Lembaga Pemasyarakatan (Lapas) Kelas IIA Jambi sukses menyelenggarakan panen raya ketahanan pangan pada Kamis (15/1/2026). Kegiatan ini menjadi bukti nyata keberhasilan pembinaan kemandirian warga binaan melalui sektor pertanian dan perikanan yang berkelanjutan.

Poin menarik dalam kegiatan kali ini adalah keputusan pihak Lapas untuk menyumbangkan seluruh hasil panen tersebut guna membantu masyarakat yang terdampak bencana alam di Aceh.

Transformasi Lapas Jambi Menjadi Institusi Produktif

Kepala Lapas Kelas IIA Jambi, Syahroni Ali, menjelaskan bahwa panen raya ini merupakan buah dari kerja keras warga binaan yang dibimbing secara intensif oleh petugas. Program ini tidak hanya fokus pada hasil, tetapi lebih pada pembentukan karakter dan keterampilan.

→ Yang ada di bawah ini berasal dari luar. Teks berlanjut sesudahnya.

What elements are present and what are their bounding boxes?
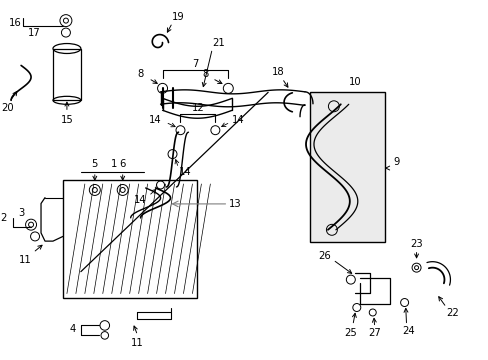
Bar: [63, 180, 197, 298]
Text: 14: 14: [134, 195, 147, 205]
Text: 9: 9: [393, 157, 399, 167]
Text: 14: 14: [231, 115, 244, 125]
Bar: [309, 92, 384, 242]
Text: 18: 18: [271, 67, 284, 77]
Text: 23: 23: [409, 239, 422, 249]
Text: 19: 19: [172, 12, 184, 22]
Text: 2: 2: [0, 213, 6, 222]
Text: 12: 12: [192, 103, 204, 113]
Text: 11: 11: [19, 255, 31, 265]
Text: 14: 14: [149, 115, 162, 125]
Text: 6: 6: [119, 159, 125, 169]
Text: 13: 13: [228, 199, 241, 209]
Text: 1: 1: [111, 159, 117, 169]
Text: 25: 25: [344, 328, 356, 338]
Text: 4: 4: [70, 324, 76, 334]
Text: 20: 20: [1, 103, 14, 113]
Text: 8: 8: [202, 69, 208, 80]
Text: 3: 3: [18, 208, 24, 218]
Text: 15: 15: [61, 115, 73, 125]
Text: 14: 14: [179, 167, 191, 177]
Bar: [53, 49, 81, 100]
Text: 10: 10: [348, 77, 360, 87]
Text: 5: 5: [91, 159, 98, 169]
Text: 7: 7: [192, 59, 198, 69]
Text: 11: 11: [131, 338, 144, 348]
Text: 24: 24: [402, 327, 414, 336]
Text: 26: 26: [318, 251, 331, 261]
Text: 8: 8: [137, 69, 143, 80]
Text: 16: 16: [9, 18, 21, 28]
Text: 22: 22: [445, 309, 458, 319]
Text: 17: 17: [28, 28, 41, 37]
Text: 27: 27: [367, 328, 380, 338]
Text: 21: 21: [211, 37, 224, 48]
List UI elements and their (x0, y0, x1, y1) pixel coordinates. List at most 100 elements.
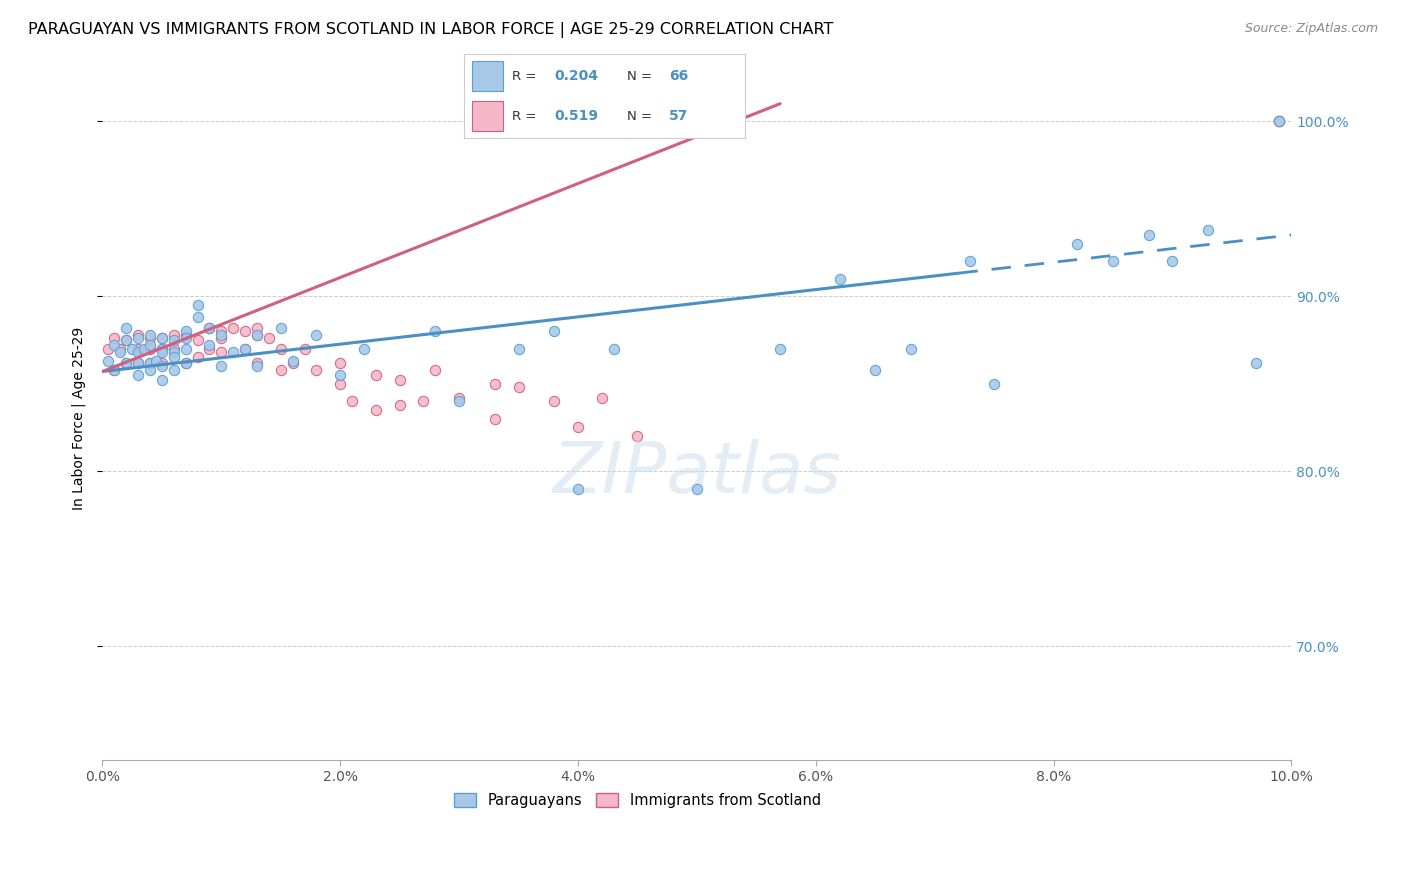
Point (246, 359, 269, 374)
Point (1197, 223, 1219, 237)
Point (127, 356, 149, 370)
Point (543, 394, 565, 409)
Point (828, 271, 851, 285)
Point (270, 342, 292, 356)
Point (329, 368, 352, 382)
Point (543, 324, 565, 338)
Point (1102, 254, 1125, 268)
Point (163, 333, 186, 347)
Point (626, 429, 648, 443)
Y-axis label: In Labor Force | Age 25-29: In Labor Force | Age 25-29 (72, 327, 86, 510)
Point (1268, 114, 1291, 128)
Point (281, 356, 304, 370)
Point (174, 327, 197, 342)
Point (294, 342, 316, 356)
Point (329, 356, 352, 370)
Point (959, 254, 981, 268)
Point (103, 362, 125, 376)
Point (139, 342, 162, 356)
Point (186, 298, 208, 312)
Point (97, 342, 120, 356)
Point (97, 354, 120, 368)
Point (425, 362, 447, 376)
Point (449, 391, 471, 405)
Point (388, 373, 411, 387)
Point (163, 351, 186, 365)
Point (222, 345, 245, 359)
Point (449, 394, 471, 409)
Point (163, 327, 186, 342)
Point (150, 356, 173, 370)
Point (139, 362, 162, 376)
Point (110, 345, 132, 359)
Point (508, 342, 530, 356)
Point (388, 398, 411, 412)
Point (163, 345, 186, 359)
Point (174, 324, 197, 338)
Point (246, 356, 269, 370)
Point (270, 362, 292, 376)
Point (186, 333, 208, 347)
Point (115, 333, 138, 347)
Point (103, 362, 125, 376)
Point (150, 331, 173, 345)
Point (115, 356, 138, 370)
Point (150, 359, 173, 374)
Point (209, 324, 232, 338)
Point (591, 391, 613, 405)
Point (115, 333, 138, 347)
Text: 0.519: 0.519 (554, 109, 598, 123)
Point (139, 327, 162, 342)
Point (198, 338, 221, 352)
Point (412, 394, 434, 409)
Point (174, 331, 197, 345)
Point (150, 345, 173, 359)
Point (353, 342, 375, 356)
Text: ZIPatlas: ZIPatlas (553, 439, 841, 508)
Point (103, 338, 125, 352)
Point (198, 320, 221, 334)
Point (305, 327, 328, 342)
Point (150, 331, 173, 345)
Point (364, 403, 387, 417)
Text: 66: 66 (669, 70, 689, 83)
Point (508, 380, 530, 394)
Point (121, 342, 143, 356)
Point (1268, 114, 1291, 128)
Legend: Paraguayans, Immigrants from Scotland: Paraguayans, Immigrants from Scotland (449, 788, 827, 814)
Point (1137, 227, 1160, 242)
Point (115, 356, 138, 370)
Point (246, 320, 269, 334)
Point (127, 342, 149, 356)
Point (139, 338, 162, 352)
Text: R =: R = (512, 70, 540, 83)
Point (246, 327, 269, 342)
Point (209, 359, 232, 374)
Point (567, 482, 589, 496)
Text: N =: N = (627, 70, 657, 83)
Point (127, 345, 149, 359)
Point (150, 342, 173, 356)
Point (186, 310, 208, 325)
Point (364, 368, 387, 382)
Point (1161, 254, 1184, 268)
Point (425, 324, 447, 338)
Point (329, 376, 352, 391)
Point (281, 354, 304, 368)
Point (127, 356, 149, 370)
Point (686, 482, 709, 496)
Point (233, 342, 256, 356)
Text: N =: N = (627, 110, 657, 123)
Point (1066, 236, 1088, 251)
Point (174, 356, 197, 370)
Point (983, 376, 1005, 391)
Point (769, 342, 792, 356)
Point (186, 351, 208, 365)
Point (110, 342, 132, 356)
Text: R =: R = (512, 110, 540, 123)
Point (484, 376, 506, 391)
Point (340, 394, 363, 409)
Point (222, 320, 245, 334)
Point (150, 373, 173, 387)
Point (209, 331, 232, 345)
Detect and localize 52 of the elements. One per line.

“Panen hari ini adalah hasil dari proses pembinaan panjang. Warga binaan dilatih mulai dari perencanaan, perawatan, hingga masa panen. Tujuannya agar mereka memiliki bekal nyata dan disiplin saat kembali ke masyarakat nanti,” ujar Syahroni Ali.

Rincian Hasil Panen Raya

Kegiatan yang juga dihadiri oleh Kepala KPLP Riko Hamdan, Kabinadik Yuli, dan Kasi Giatja Jaelani ini memanen berbagai komoditas unggulan, di antaranya:
• ​Ikan Lele: Sebanyak 600 kilogram.
• ​Sayur Kangkung: Sebanyak 50 kilogram.
• ​Jagung: Sebanyak 20 kilogram.
• ​Sayuran Segar: Total 20 kilogram (sawi, selada, dan pakcoy).
• ​Jamur: Sebanyak 10 kilogram.
​Seluruh komoditas tersebut dihasilkan dari lahan produktif yang dikelola secara mandiri di dalam lingkungan Lapas.

Menumbuhkan Empati Melalui Aksi Sosial

Penyaluran hasil panen untuk korban bencana di Aceh menegaskan bahwa program pembinaan di Lapas Jambi tidak hanya berorientasi pada aspek ekonomi, tetapi juga menanamkan rasa kepedulian sosial yang tinggi.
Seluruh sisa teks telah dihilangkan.